Students must demonstrate an ability to read Korean fluently by the time they embark on their dissertations.


Modern China

The path leading to a PhD in Chinese history at the University of Chicago is an exciting, challenging, and we hope, a satisfying one. The two faculty directly involved in Chinese history are Prof. Guy Alitto a specialist on modern Chinese intellectual and social history and Prasenjit Duara who works on Chinese nationalism, Sino-Japanese relations, cultural history and theoretical problems in history. Dr James Hevia, a prize-winning historian of China who is the Director of the International Studies Program at the university, is also an associate member of the department. The program is ideal for a student interested in the 20th century because the faculty, who are interested in both mainstream Chinese historical issues as well as in comparative and theoretical issues, provide a comprehensive foundation for understanding the modern history of China not easily found in most other universities. Students should be able to demonstrate at least a third-year level language competency before they may join the program. Students with advanced levels of Chinese are encouraged to take classical Chinese and/or Japanese once they join.

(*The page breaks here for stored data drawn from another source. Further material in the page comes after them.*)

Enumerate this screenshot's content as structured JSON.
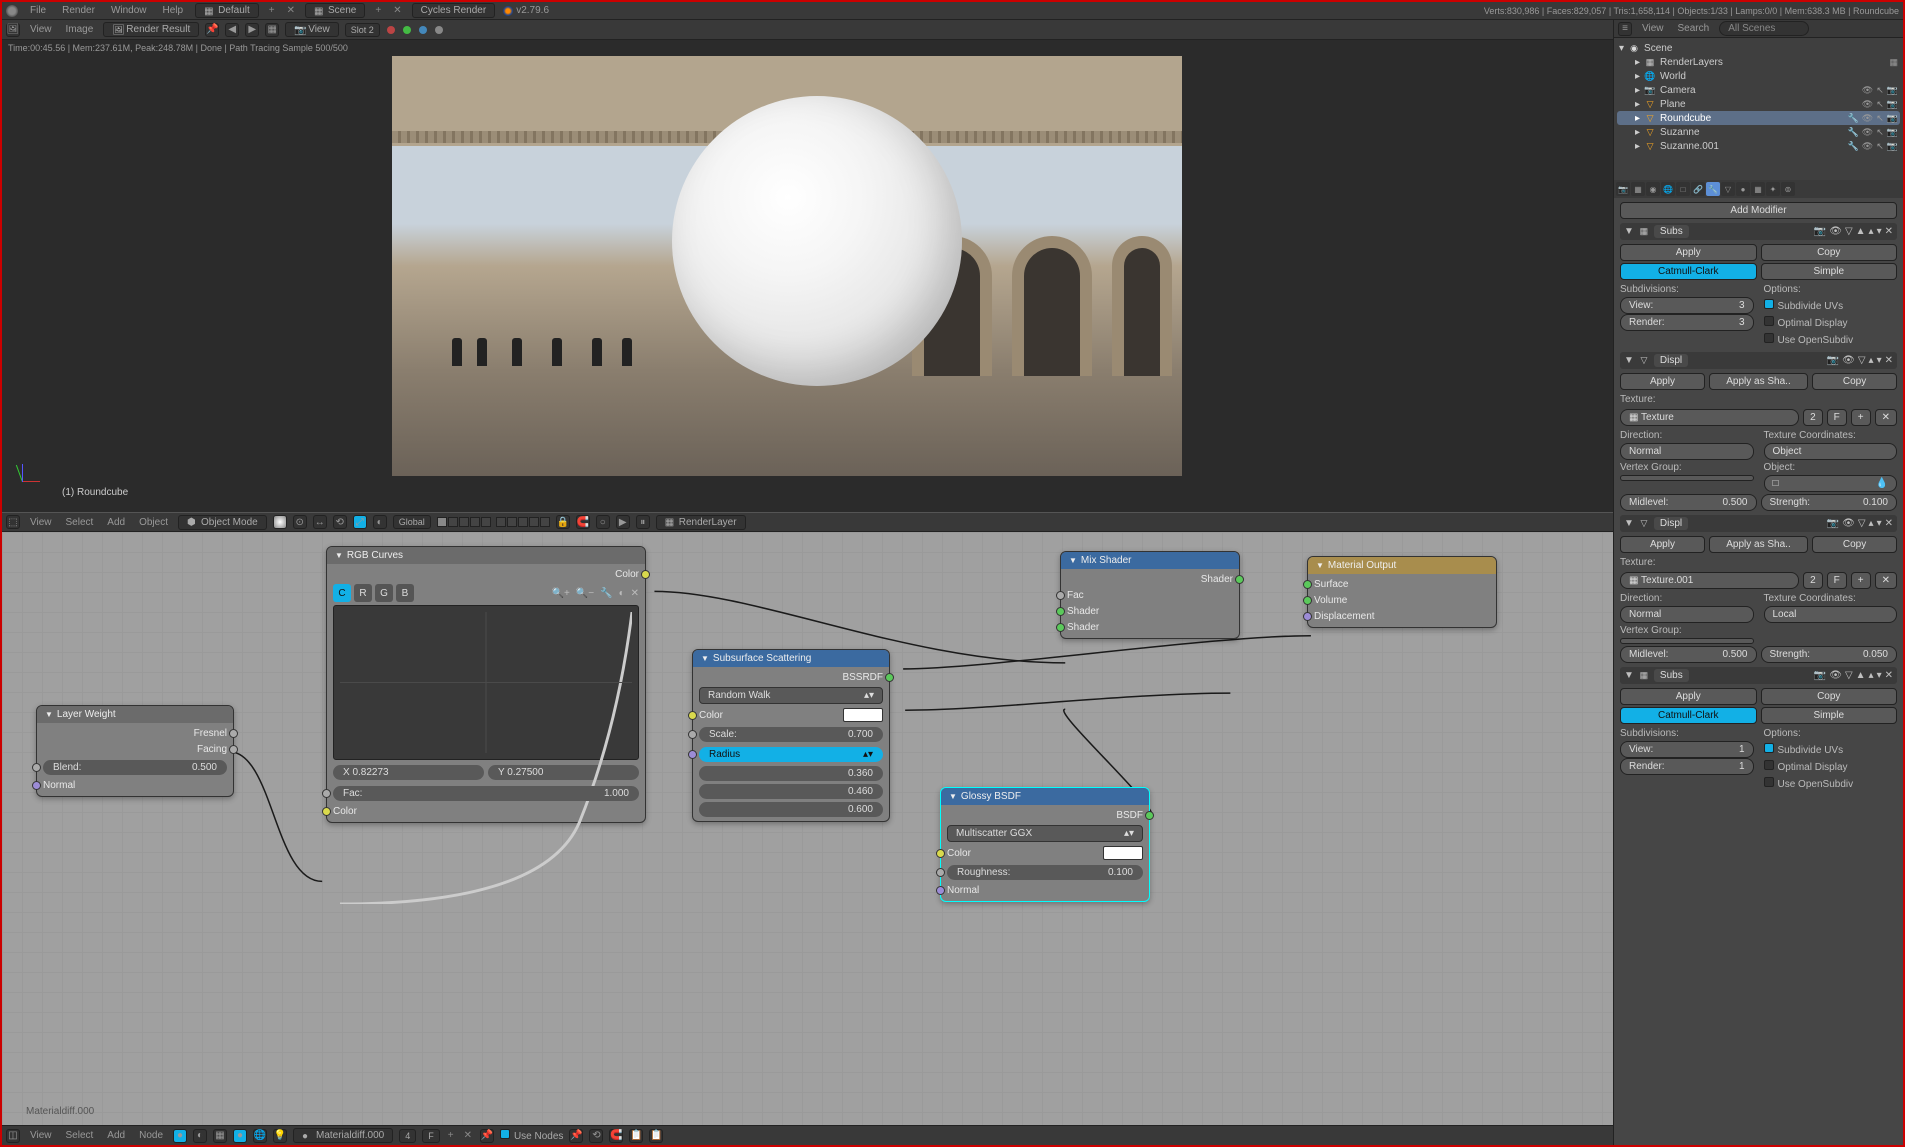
{
  "topbar": {
    "menus": [
      "File",
      "Render",
      "Window",
      "Help"
    ],
    "layout_default": "Default",
    "layout_scene": "Scene",
    "engine": "Cycles Render",
    "version": "v2.79.6",
    "stats": "Verts:830,986 | Faces:829,057 | Tris:1,658,114 | Objects:1/33 | Lamps:0/0 | Mem:638.3 MB | Roundcube"
  },
  "image_editor": {
    "menus": [
      "View",
      "Image"
    ],
    "image_name": "Render Result",
    "slot": "Slot 2",
    "view_label": "View",
    "render_info": "Time:00:45.56 | Mem:237.61M, Peak:248.78M | Done | Path Tracing Sample 500/500",
    "active_object": "(1) Roundcube"
  },
  "viewport_header": {
    "menus": [
      "View",
      "Select",
      "Add",
      "Object"
    ],
    "mode": "Object Mode",
    "orientation": "Global",
    "renderlayer": "RenderLayer"
  },
  "outliner": {
    "menus": [
      "View",
      "Search"
    ],
    "scope": "All Scenes",
    "scene": "Scene",
    "items": [
      {
        "name": "RenderLayers",
        "type": "layers"
      },
      {
        "name": "World",
        "type": "world"
      },
      {
        "name": "Camera",
        "type": "camera"
      },
      {
        "name": "Plane",
        "type": "mesh"
      },
      {
        "name": "Roundcube",
        "type": "mesh",
        "selected": true
      },
      {
        "name": "Suzanne",
        "type": "mesh"
      },
      {
        "name": "Suzanne.001",
        "type": "mesh"
      }
    ]
  },
  "properties": {
    "add_modifier": "Add Modifier",
    "apply": "Apply",
    "apply_as_shape": "Apply as Sha..",
    "copy": "Copy",
    "mod1": {
      "name": "Subs",
      "catmull": "Catmull-Clark",
      "simple": "Simple",
      "subdivisions_label": "Subdivisions:",
      "options_label": "Options:",
      "view_label": "View:",
      "view": "3",
      "render_label": "Render:",
      "render": "3",
      "opt_subdivide": "Subdivide UVs",
      "opt_optimal": "Optimal Display",
      "opt_opensubdiv": "Use OpenSubdiv"
    },
    "mod2": {
      "name": "Displ",
      "texture_label": "Texture:",
      "texture": "Texture",
      "tex_num": "2",
      "direction_label": "Direction:",
      "texcoord_label": "Texture Coordinates:",
      "direction": "Normal",
      "texcoord": "Object",
      "vgroup_label": "Vertex Group:",
      "object_label": "Object:",
      "midlevel_label": "Midlevel:",
      "midlevel": "0.500",
      "strength_label": "Strength:",
      "strength": "0.100"
    },
    "mod3": {
      "name": "Displ",
      "texture": "Texture.001",
      "tex_num": "2",
      "direction": "Normal",
      "texcoord": "Local",
      "midlevel": "0.500",
      "strength": "0.050"
    },
    "mod4": {
      "name": "Subs",
      "view": "1",
      "render": "1"
    }
  },
  "node_editor": {
    "footer_menus": [
      "View",
      "Select",
      "Add",
      "Node"
    ],
    "material": "Materialdiff.000",
    "mat_users": "4",
    "use_nodes": "Use Nodes",
    "backdrop_label": "Materialdiff.000"
  },
  "nodes": {
    "layer_weight": {
      "title": "Layer Weight",
      "fresnel": "Fresnel",
      "facing": "Facing",
      "blend_label": "Blend:",
      "blend": "0.500",
      "normal": "Normal"
    },
    "rgb_curves": {
      "title": "RGB Curves",
      "color_out": "Color",
      "tabs": [
        "C",
        "R",
        "G",
        "B"
      ],
      "x_label": "X",
      "x": "0.82273",
      "y_label": "Y",
      "y": "0.27500",
      "fac_label": "Fac:",
      "fac": "1.000",
      "color_in": "Color"
    },
    "sss": {
      "title": "Subsurface Scattering",
      "bssrdf": "BSSRDF",
      "method": "Random Walk",
      "color": "Color",
      "scale_label": "Scale:",
      "scale": "0.700",
      "radius": "Radius",
      "r1": "0.360",
      "r2": "0.460",
      "r3": "0.600"
    },
    "glossy": {
      "title": "Glossy BSDF",
      "bsdf": "BSDF",
      "method": "Multiscatter GGX",
      "color": "Color",
      "roughness_label": "Roughness:",
      "roughness": "0.100",
      "normal": "Normal"
    },
    "mix": {
      "title": "Mix Shader",
      "shader_out": "Shader",
      "fac": "Fac",
      "shader1": "Shader",
      "shader2": "Shader"
    },
    "output": {
      "title": "Material Output",
      "surface": "Surface",
      "volume": "Volume",
      "displacement": "Displacement"
    }
  }
}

Consistent with the interdisciplinary spirit of the university, we also encourage students to take courses and attend workshops in related areas within the department and outside, especially in the Department of East Asian Languages and Civilizations. Within the History Department, Chinese history students also attend the classes offered by other East Asianists including Profs. Bruce Cumings, Tetsuo Najita, James Ketelaar, Susan Burns, and others. In the university as a whole, there are over twenty full-time China faculty, many of whom are among the most illustrious scholars in their fields. There are also at least four or five workshops associated with China and East Asia that run every year (see below) which have been critical to the development of an intellectual community among China students and faculty from different disciplines.

We have maintained a small student enrollment in the history program every year. This is partly because of the rigorous competition for funding in the department and partly because of the job market. After the first year in the program, students also become eligible for a variety of other funding opportunities for summer travel, language learning, and teaching and writing fellowships both from the History department and the Center for East Asian Studies at appropriate stages of their career.

Our students have also worked on a great variety of topics, and have done very well in the academic market. Our graduates have positions at Stanford, University of Michigan, Columbia, University of Wisconsin and many other schools in the US and abroad. In recent years they have worked on such topics as "Overseas Chinese in Peru, Hawaii, and Chicago" written by Adam McKeown who now teaches at Columbia University, NYC. Another recent Ph.D, Lam Tong works on the "surveys" and discourse of social science in China. He is an Assistant Professor at the University of Richmond. Shi-chi Lan who has just completed a Ph.D on relations between Taiwan and China in the 1930s and 1940s has taken a job with Nanyang Technological University, Singapore. Current students are working on subjects such as the Jesus Society and post-Taiping Christianity, conceptions and the practice of historical writing, and on figures such as Zhang Taiyan, Yan Fu and others.